Diana, de plus en plus intriguée par le tour que prenait cette singulière causerie, fit d’une voix sourde :

– Continuez…

Judex, impassible, déclarait :

– Votre plan, désormais, ne peut plus réussir.

– Vous croyez ? ponctuait Diana.

– J’en suis sûr. Pour en arriver à vos fins, et vous l’avez admirablement compris, vous avez résolu de supprimer Jacqueline Aubry et son fils… non pas seulement parce que vous voulez vous emparer de leur part d’héritage, mais encore et surtout parce qu’ils sont devenus des témoins gênants, et parfaitement capables, en révélant à Favraut toute votre conduite, de vous perdre à ses yeux et de démolir à jamais l’échafaudage que vous avez si habilement construit. Grâce à un heureux concours d’événements sur lesquels je ne veux pas m’attarder, vous n’avez pas réussi à exécuter cette partie si importante de votre programme… Ce soir, vous avez encore une fois échoué… et vous échouerez toujours… Quand je devrais ne pas rentrer vivant à la villa de Trémeuse…

– Vous n’avez rien à craindre de moi, affirmait Diana, très avide de lire entièrement dans le jeu de son partenaire.

Judex ripostait :

– Tant mieux pour moi, pour vous et pour tous ! Je résume… Vous devez donc renoncer à vous emparer des millions de Favraut… et même à le faire reparaître sur la scène du monde… et cela autant dans votre intérêt que dans le sien. Car aussitôt qu’il voudra réclamer ses droits… sa fille se dressera entre lui et vous. Et tandis que lui m’accusera de l’avoir séquestré, Jacqueline vous accusera d’avoir voulu vous débarrasser d’elle et de son fils. Nous avons donc intérêt, vous autant que moi, à ce que Favraut reste dans sa tombe. Somme toute, il n’y a que vous, Moralès et moi, qui sachions qu’il est vivant. Car je suppose que vous n’avez pas été assez imprudente pour mettre les gens que vous avez employés entièrement dans la confidence de son aventure.

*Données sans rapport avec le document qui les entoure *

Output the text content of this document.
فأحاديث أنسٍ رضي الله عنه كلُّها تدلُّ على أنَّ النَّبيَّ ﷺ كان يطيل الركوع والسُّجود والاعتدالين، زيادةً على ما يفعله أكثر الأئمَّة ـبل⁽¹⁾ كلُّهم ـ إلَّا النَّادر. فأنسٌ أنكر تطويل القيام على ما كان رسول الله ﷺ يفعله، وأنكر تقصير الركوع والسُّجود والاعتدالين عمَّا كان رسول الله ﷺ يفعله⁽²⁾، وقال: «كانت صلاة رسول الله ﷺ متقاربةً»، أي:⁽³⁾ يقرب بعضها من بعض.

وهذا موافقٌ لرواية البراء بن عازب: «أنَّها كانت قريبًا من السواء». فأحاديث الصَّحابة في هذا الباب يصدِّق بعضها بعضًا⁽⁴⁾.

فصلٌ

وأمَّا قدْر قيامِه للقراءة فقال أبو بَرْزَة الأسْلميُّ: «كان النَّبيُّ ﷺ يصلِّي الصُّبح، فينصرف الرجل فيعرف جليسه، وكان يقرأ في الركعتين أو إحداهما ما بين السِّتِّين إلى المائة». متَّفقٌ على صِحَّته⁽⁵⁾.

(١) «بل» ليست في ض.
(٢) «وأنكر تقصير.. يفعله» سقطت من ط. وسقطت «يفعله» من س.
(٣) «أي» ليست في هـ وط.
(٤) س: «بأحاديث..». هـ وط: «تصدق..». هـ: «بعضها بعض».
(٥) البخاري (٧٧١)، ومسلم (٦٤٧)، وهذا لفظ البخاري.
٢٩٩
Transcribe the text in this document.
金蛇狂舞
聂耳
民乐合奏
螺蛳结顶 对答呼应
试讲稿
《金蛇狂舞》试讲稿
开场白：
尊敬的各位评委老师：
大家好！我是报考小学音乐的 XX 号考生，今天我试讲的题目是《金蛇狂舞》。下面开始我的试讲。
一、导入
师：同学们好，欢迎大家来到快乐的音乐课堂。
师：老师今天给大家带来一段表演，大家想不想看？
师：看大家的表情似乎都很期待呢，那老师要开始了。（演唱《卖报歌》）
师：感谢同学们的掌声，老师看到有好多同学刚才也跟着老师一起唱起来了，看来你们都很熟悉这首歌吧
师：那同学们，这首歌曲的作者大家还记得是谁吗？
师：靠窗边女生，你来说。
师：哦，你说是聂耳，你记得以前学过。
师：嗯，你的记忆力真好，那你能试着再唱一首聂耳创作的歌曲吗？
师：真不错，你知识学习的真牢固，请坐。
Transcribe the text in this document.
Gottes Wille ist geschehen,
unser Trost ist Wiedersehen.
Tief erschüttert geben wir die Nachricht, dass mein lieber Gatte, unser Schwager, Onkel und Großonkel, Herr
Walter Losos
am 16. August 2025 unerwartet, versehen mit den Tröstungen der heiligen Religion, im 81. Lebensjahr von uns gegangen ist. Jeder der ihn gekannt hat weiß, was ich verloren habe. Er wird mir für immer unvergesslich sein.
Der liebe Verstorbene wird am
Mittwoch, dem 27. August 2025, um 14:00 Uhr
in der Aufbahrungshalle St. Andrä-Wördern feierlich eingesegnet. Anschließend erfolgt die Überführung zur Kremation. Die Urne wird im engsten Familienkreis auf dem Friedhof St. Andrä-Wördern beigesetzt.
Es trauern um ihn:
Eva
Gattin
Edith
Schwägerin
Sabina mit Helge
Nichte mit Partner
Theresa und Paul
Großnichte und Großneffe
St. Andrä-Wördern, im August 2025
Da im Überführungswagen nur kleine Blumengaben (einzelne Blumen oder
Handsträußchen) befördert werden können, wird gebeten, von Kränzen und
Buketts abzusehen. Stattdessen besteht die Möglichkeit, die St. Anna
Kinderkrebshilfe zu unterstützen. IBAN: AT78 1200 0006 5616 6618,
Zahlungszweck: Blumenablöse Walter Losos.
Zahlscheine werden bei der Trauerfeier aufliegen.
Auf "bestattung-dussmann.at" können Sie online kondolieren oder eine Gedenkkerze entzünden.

– Certes ! Mais il y a sa fille.

– Je m’en charge !…

– Cependant…

Et Judex, auquel il répugnait de mentir, même à une criminelle de l’envergure de Diana, fit sur un ton agacé :

– Je vous répète que je m’en charge. Vous voyez donc bien que tout peut très bien s’arranger… au mieux de nos intérêts devenus communs.

– Peut-être ! cédait peu à peu l’aventurière qui semblait vivement impressionnée par les arguments de son adversaire.

Celui-ci achevait :

– Qu’allez-vous faire de Favraut ? Il va être extrêmement embarrassant. Il vous sera sinon impossible, mais tout au moins extrêmement difficile de l’isoler entièrement… Tôt ou tard, ou il vous échappera ou on le découvrira. Tandis qu’avec moi… rien à craindre… je vous garantis que cette fois, je prendrai de telles précautions que nul, pas même vous, ne pourra pénétrer jusqu’à lui. Rendez-moi donc votre prisonnier, je vous le répète, autant pour votre sécurité que pour la mienne.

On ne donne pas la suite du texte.